Enlightened ports: 0x1E0 (primary channel), 0x160 (secondary channel).

The EnlightenedInt13Command struct contains the ATA command opcode, device/head select, full 48-bit LBA, block count, a GPA for the data buffer, byte count, skip-bytes for partial sector transfers, and a result status field written by the controller on completion.

This collapses the multi-exit register-programming sequence into a single VM exit, significantly reducing overhead for legacy IDE I/O. The enlightened path uses the same DeferredWrite async I/O mechanism — the I/O port write returns deferred, and the controller completes it when the disk operation finishes.

Both HDD and optical drives support enlightened commands, with separate completion paths.

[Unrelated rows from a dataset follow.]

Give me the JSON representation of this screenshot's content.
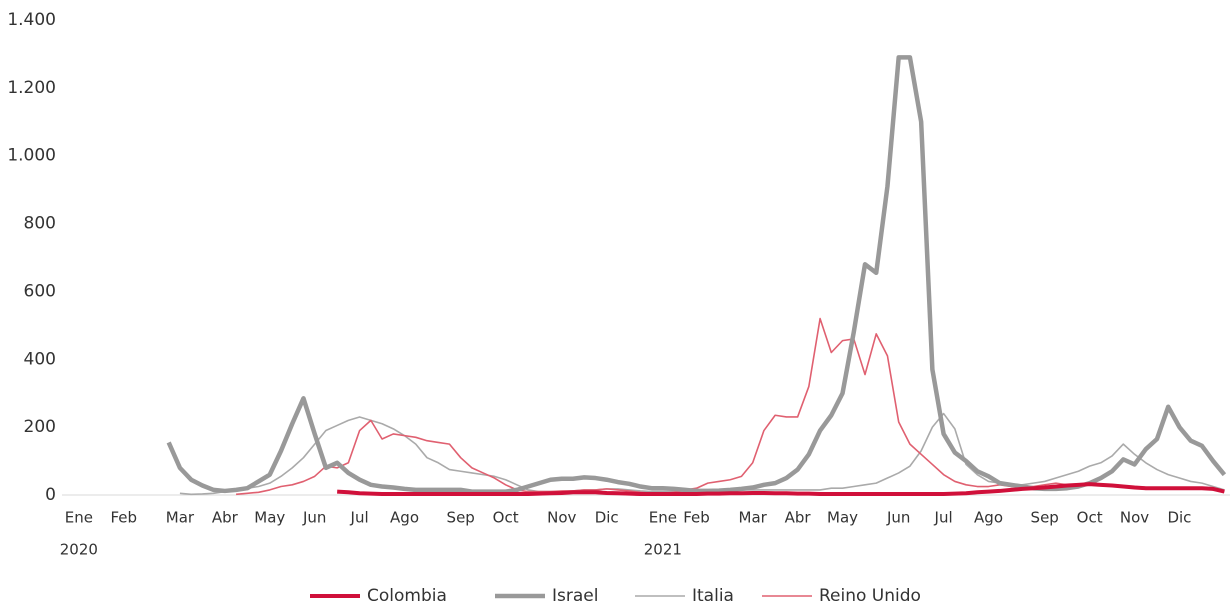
{
  "chart_data": {
    "type": "line",
    "categories": [
      null,
      [
        "Ene",
        "2020"
      ],
      null,
      null,
      null,
      "Feb",
      null,
      null,
      null,
      null,
      "Mar",
      null,
      null,
      null,
      "Abr",
      null,
      null,
      null,
      "May",
      null,
      null,
      null,
      "Jun",
      null,
      null,
      null,
      "Jul",
      null,
      null,
      null,
      "Ago",
      null,
      null,
      null,
      null,
      "Sep",
      null,
      null,
      null,
      "Oct",
      null,
      null,
      null,
      null,
      "Nov",
      null,
      null,
      null,
      "Dic",
      null,
      null,
      null,
      null,
      [
        "Ene",
        "2021"
      ],
      null,
      null,
      "Feb",
      null,
      null,
      null,
      null,
      "Mar",
      null,
      null,
      null,
      "Abr",
      null,
      null,
      null,
      "May",
      null,
      null,
      null,
      null,
      "Jun",
      null,
      null,
      null,
      "Jul",
      null,
      null,
      null,
      "Ago",
      null,
      null,
      null,
      null,
      "Sep",
      null,
      null,
      null,
      "Oct",
      null,
      null,
      null,
      "Nov",
      null,
      null,
      null,
      "Dic",
      null,
      null,
      null,
      null
    ],
    "series": [
      {
        "name": "Colombia",
        "color": "#d0103a",
        "width": 4,
        "values": [
          null,
          null,
          null,
          null,
          null,
          null,
          null,
          null,
          null,
          null,
          null,
          null,
          null,
          null,
          null,
          null,
          null,
          null,
          null,
          null,
          null,
          null,
          null,
          null,
          10,
          8,
          5,
          4,
          3,
          3,
          3,
          3,
          3,
          3,
          3,
          3,
          3,
          3,
          3,
          3,
          3,
          3,
          4,
          5,
          6,
          8,
          8,
          8,
          6,
          5,
          4,
          3,
          3,
          3,
          3,
          3,
          3,
          4,
          4,
          5,
          5,
          6,
          6,
          5,
          5,
          4,
          4,
          3,
          3,
          3,
          3,
          3,
          3,
          3,
          3,
          3,
          3,
          3,
          3,
          4,
          5,
          8,
          10,
          12,
          15,
          18,
          20,
          22,
          25,
          28,
          30,
          32,
          30,
          28,
          25,
          22,
          20,
          20,
          20,
          20,
          20,
          20,
          18,
          10
        ]
      },
      {
        "name": "Israel",
        "color": "#999999",
        "width": 4.5,
        "values": [
          null,
          null,
          null,
          null,
          null,
          null,
          null,
          null,
          null,
          155,
          80,
          45,
          28,
          15,
          12,
          15,
          20,
          40,
          60,
          130,
          210,
          285,
          180,
          80,
          95,
          65,
          45,
          30,
          25,
          22,
          18,
          15,
          15,
          15,
          15,
          15,
          10,
          10,
          10,
          10,
          15,
          25,
          35,
          45,
          48,
          48,
          52,
          50,
          45,
          38,
          33,
          25,
          20,
          20,
          18,
          15,
          12,
          12,
          13,
          15,
          18,
          22,
          30,
          35,
          50,
          75,
          120,
          190,
          235,
          300,
          480,
          680,
          655,
          910,
          1290,
          1290,
          1100,
          370,
          180,
          125,
          100,
          70,
          55,
          35,
          30,
          25,
          20,
          18,
          18,
          20,
          25,
          35,
          50,
          70,
          105,
          90,
          135,
          165,
          260,
          200,
          160,
          145,
          100,
          60
        ]
      },
      {
        "name": "Italia",
        "color": "#aaaaaa",
        "width": 1.6,
        "values": [
          null,
          null,
          null,
          null,
          null,
          null,
          null,
          null,
          null,
          null,
          5,
          2,
          3,
          5,
          10,
          15,
          20,
          25,
          35,
          55,
          80,
          110,
          150,
          190,
          205,
          220,
          230,
          220,
          210,
          195,
          175,
          150,
          110,
          95,
          75,
          70,
          65,
          60,
          55,
          45,
          30,
          15,
          10,
          10,
          10,
          12,
          15,
          15,
          18,
          18,
          15,
          12,
          10,
          10,
          10,
          10,
          10,
          12,
          15,
          15,
          15,
          15,
          15,
          15,
          15,
          15,
          15,
          15,
          20,
          20,
          25,
          30,
          35,
          50,
          65,
          85,
          130,
          200,
          240,
          195,
          90,
          60,
          40,
          35,
          30,
          30,
          35,
          40,
          50,
          60,
          70,
          85,
          95,
          115,
          150,
          120,
          95,
          75,
          60,
          50,
          40,
          35,
          25,
          15
        ]
      },
      {
        "name": "Reino Unido",
        "color": "#e06070",
        "width": 1.6,
        "values": [
          null,
          null,
          null,
          null,
          null,
          null,
          null,
          null,
          null,
          null,
          null,
          null,
          null,
          null,
          null,
          2,
          5,
          8,
          15,
          25,
          30,
          40,
          55,
          85,
          80,
          95,
          190,
          220,
          165,
          180,
          175,
          170,
          160,
          155,
          150,
          110,
          80,
          65,
          50,
          30,
          15,
          10,
          10,
          10,
          12,
          12,
          15,
          15,
          18,
          15,
          12,
          8,
          5,
          5,
          8,
          15,
          20,
          35,
          40,
          45,
          55,
          95,
          190,
          235,
          230,
          230,
          320,
          520,
          420,
          455,
          460,
          355,
          475,
          410,
          215,
          150,
          120,
          90,
          60,
          40,
          30,
          25,
          25,
          30,
          25,
          25,
          25,
          30,
          35,
          30,
          30,
          30,
          30,
          25,
          25,
          25,
          20,
          20,
          20,
          20,
          20,
          20,
          15,
          10
        ]
      }
    ],
    "ylim": [
      0,
      1400
    ],
    "yticks": [
      0,
      200,
      400,
      600,
      800,
      {
        "value": 1000,
        "label": "1.000"
      },
      {
        "value": 1200,
        "label": "1.200"
      },
      {
        "value": 1400,
        "label": "1.400"
      }
    ],
    "grid": false,
    "legend": "bottom"
  }
}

IDE accelerator (StorVSP-backed)

OpenVMM offers an IDE accelerator that enhances Gen1 VM storage performance. The standard PCI-based IDE emulation path requires the guest to program ATA registers via port I/O, causing multiple VM exits per command. The accelerator provides a parallel VMBus-based data path using ring buffers — the same transport StorVSP uses for SCSI.

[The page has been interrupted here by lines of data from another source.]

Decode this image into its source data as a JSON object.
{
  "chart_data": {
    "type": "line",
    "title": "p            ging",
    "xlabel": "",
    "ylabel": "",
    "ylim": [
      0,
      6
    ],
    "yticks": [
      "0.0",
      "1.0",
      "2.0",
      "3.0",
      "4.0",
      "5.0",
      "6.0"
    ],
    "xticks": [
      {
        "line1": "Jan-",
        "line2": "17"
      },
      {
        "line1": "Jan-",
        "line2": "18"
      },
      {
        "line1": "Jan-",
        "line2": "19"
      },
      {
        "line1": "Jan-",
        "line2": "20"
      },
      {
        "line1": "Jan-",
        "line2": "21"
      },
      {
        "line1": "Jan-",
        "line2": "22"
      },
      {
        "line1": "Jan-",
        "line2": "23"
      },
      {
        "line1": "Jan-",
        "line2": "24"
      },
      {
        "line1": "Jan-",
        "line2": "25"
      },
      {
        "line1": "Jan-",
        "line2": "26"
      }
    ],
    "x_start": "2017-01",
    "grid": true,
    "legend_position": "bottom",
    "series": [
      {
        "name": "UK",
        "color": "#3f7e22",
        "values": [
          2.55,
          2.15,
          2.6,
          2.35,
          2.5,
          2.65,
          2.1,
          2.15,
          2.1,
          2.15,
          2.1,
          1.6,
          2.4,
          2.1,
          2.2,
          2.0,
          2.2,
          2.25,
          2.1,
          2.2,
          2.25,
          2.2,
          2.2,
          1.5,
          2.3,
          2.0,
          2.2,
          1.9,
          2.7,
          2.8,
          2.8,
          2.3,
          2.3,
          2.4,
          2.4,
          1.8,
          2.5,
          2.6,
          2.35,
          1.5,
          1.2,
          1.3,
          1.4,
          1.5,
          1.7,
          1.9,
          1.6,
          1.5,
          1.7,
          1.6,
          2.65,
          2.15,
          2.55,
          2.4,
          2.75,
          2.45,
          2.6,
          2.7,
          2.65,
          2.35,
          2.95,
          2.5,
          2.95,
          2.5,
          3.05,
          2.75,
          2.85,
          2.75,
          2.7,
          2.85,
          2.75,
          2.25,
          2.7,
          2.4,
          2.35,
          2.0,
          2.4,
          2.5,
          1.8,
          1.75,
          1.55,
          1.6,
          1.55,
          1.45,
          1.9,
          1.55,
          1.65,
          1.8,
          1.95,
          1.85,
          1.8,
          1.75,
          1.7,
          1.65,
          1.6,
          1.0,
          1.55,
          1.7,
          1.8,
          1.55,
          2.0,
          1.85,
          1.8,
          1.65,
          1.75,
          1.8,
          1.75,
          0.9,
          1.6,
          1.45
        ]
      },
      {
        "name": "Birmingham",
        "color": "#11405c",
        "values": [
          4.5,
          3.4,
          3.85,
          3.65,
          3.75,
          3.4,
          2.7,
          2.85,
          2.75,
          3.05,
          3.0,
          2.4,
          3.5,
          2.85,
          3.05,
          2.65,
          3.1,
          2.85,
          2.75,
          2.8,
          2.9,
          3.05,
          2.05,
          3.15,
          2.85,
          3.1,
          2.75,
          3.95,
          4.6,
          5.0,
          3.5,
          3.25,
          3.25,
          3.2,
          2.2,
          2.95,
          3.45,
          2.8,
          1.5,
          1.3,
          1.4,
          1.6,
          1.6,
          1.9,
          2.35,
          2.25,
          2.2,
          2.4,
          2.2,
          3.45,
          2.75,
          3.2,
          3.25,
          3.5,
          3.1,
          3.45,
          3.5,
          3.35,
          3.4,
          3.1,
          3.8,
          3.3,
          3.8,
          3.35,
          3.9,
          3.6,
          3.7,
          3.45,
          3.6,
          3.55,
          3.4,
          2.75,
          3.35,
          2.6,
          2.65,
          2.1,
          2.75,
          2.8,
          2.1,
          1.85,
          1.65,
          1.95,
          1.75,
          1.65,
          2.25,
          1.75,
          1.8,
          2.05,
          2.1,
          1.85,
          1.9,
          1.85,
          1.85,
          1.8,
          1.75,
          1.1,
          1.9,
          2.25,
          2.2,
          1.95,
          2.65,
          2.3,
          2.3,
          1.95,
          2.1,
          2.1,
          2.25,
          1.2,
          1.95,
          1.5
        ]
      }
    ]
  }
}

Both paths coexist: the emulation path always exists for control-plane operations, while the accelerator handles data-plane I/O when the guest supports it. The guest's storvsc driver recognizes the IDE accelerator VMBus offer and uses ring buffers instead of port I/O for data transfer. Under the hood, StorVSP builds the device with StorageDevice::build_ide(), which:

  • Constructs a ScsiController with a single disk at the matching (channel_id, device_id) path.
  • Generates a deterministic instance_id from the channel and device IDs.
  • Sets max_sub_channel_count = 0 — the accelerator uses only the primary channel. All I/O is serialized through one worker.

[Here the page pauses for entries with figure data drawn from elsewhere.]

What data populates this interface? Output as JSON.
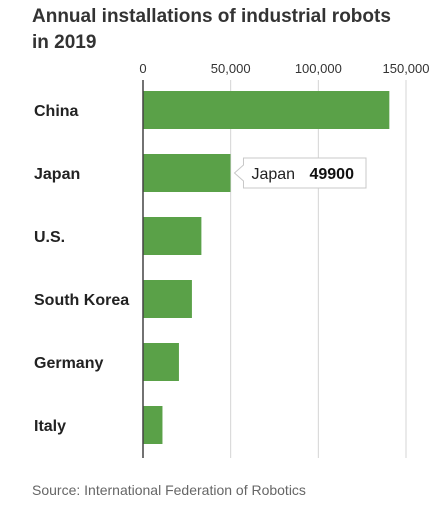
{
  "title": "Annual installations of industrial robots in 2019",
  "source": "Source: International Federation of Robotics",
  "tooltip": {
    "category": "Japan",
    "value": "49900"
  },
  "colors": {
    "bar": "#5aa148",
    "grid": "#d4d4d4",
    "axis": "#444444"
  },
  "chart_data": {
    "type": "bar",
    "orientation": "horizontal",
    "title": "Annual installations of industrial robots in 2019",
    "categories": [
      "China",
      "Japan",
      "U.S.",
      "South Korea",
      "Germany",
      "Italy"
    ],
    "values": [
      140500,
      49900,
      33300,
      27900,
      20500,
      11100
    ],
    "xlim": [
      0,
      150000
    ],
    "xticks": [
      0,
      50000,
      100000,
      150000
    ],
    "xtick_labels": [
      "0",
      "50,000",
      "100,000",
      "150,000"
    ],
    "grid": true,
    "legend": "none"
  }
}
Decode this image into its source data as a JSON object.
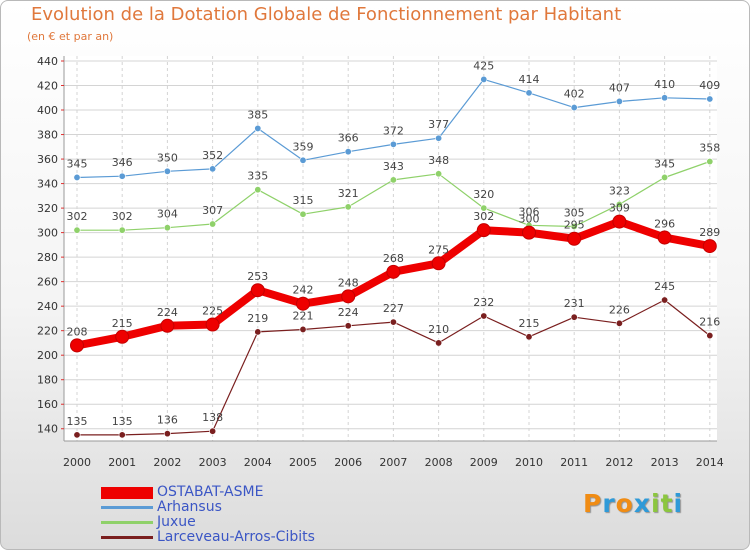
{
  "title": "Evolution de la Dotation Globale de Fonctionnement par Habitant",
  "subtitle": "(en € et par an)",
  "logo": {
    "letters": [
      "P",
      "r",
      "o",
      "x",
      "i",
      "t",
      "i"
    ],
    "colors": [
      "#f08c14",
      "#2f9ad8",
      "#f08c14",
      "#2f9ad8",
      "#8cc63f",
      "#8cc63f",
      "#2f9ad8"
    ]
  },
  "chart_data": {
    "type": "line",
    "title": "Evolution de la Dotation Globale de Fonctionnement par Habitant",
    "subtitle": "(en € et par an)",
    "xlabel": "",
    "ylabel": "",
    "categories": [
      "2000",
      "2001",
      "2002",
      "2003",
      "2004",
      "2005",
      "2006",
      "2007",
      "2008",
      "2009",
      "2010",
      "2011",
      "2012",
      "2013",
      "2014"
    ],
    "ylim": [
      130,
      440
    ],
    "yticks": [
      140,
      160,
      180,
      200,
      220,
      240,
      260,
      280,
      300,
      320,
      340,
      360,
      380,
      400,
      420,
      440
    ],
    "grid": true,
    "legend": "bottom-left",
    "series": [
      {
        "name": "OSTABAT-ASME",
        "color": "#ee0000",
        "values": [
          208,
          215,
          224,
          225,
          253,
          242,
          248,
          268,
          275,
          302,
          300,
          295,
          309,
          296,
          289
        ],
        "labels": [
          "208",
          "215",
          "224",
          "225",
          "253",
          "242",
          "248",
          "268",
          "275",
          "302",
          "300",
          "295",
          "309",
          "296",
          "289"
        ]
      },
      {
        "name": "Arhansus",
        "color": "#5b9bd5",
        "values": [
          345,
          346,
          350,
          352,
          385,
          359,
          366,
          372,
          377,
          425,
          414,
          402,
          407,
          410,
          409
        ],
        "labels": [
          "345",
          "346",
          "350",
          "352",
          "385",
          "359",
          "366",
          "372",
          "377",
          "425",
          "414",
          "402",
          "407",
          "410",
          "409"
        ]
      },
      {
        "name": "Juxue",
        "color": "#8fd16a",
        "values": [
          302,
          302,
          304,
          307,
          335,
          315,
          321,
          343,
          348,
          320,
          306,
          305,
          323,
          345,
          358
        ],
        "labels": [
          "302",
          "302",
          "304",
          "307",
          "335",
          "315",
          "321",
          "343",
          "348",
          "320",
          "306",
          "305",
          "323",
          "345",
          "358"
        ]
      },
      {
        "name": "Larceveau-Arros-Cibits",
        "color": "#7a1f1f",
        "values": [
          135,
          135,
          136,
          138,
          219,
          221,
          224,
          227,
          210,
          232,
          215,
          231,
          226,
          245,
          216
        ],
        "labels": [
          "135",
          "135",
          "136",
          "138",
          "219",
          "221",
          "224",
          "227",
          "210",
          "232",
          "215",
          "231",
          "226",
          "245",
          "216"
        ]
      }
    ]
  }
}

The accelerator exists for throughput (ring buffers avoid the multi-exit register-programming sequence), not for parallelism. It does not support subchannels or multi-queue I/O. For parallel storage I/O, use a SCSI controller with subchannels — see the StorVSP Channels & Subchannels page.

Note

The IDE accelerator and the standard IDE emulator coexist. The emulator handles control-plane operations (IDENTIFY, SET FEATURES, power management) while the accelerator handles data-plane I/O. If the guest doesn't support the accelerator, all I/O uses the PCI emulation path.

Limitations

  • No hot-add or hot-remove.
  • No online disk resize (IDE has no capacity-change notification).
  • Maximum four devices (two channels × two drives).
  • No native command queuing (NCQ) — one command at a time per channel.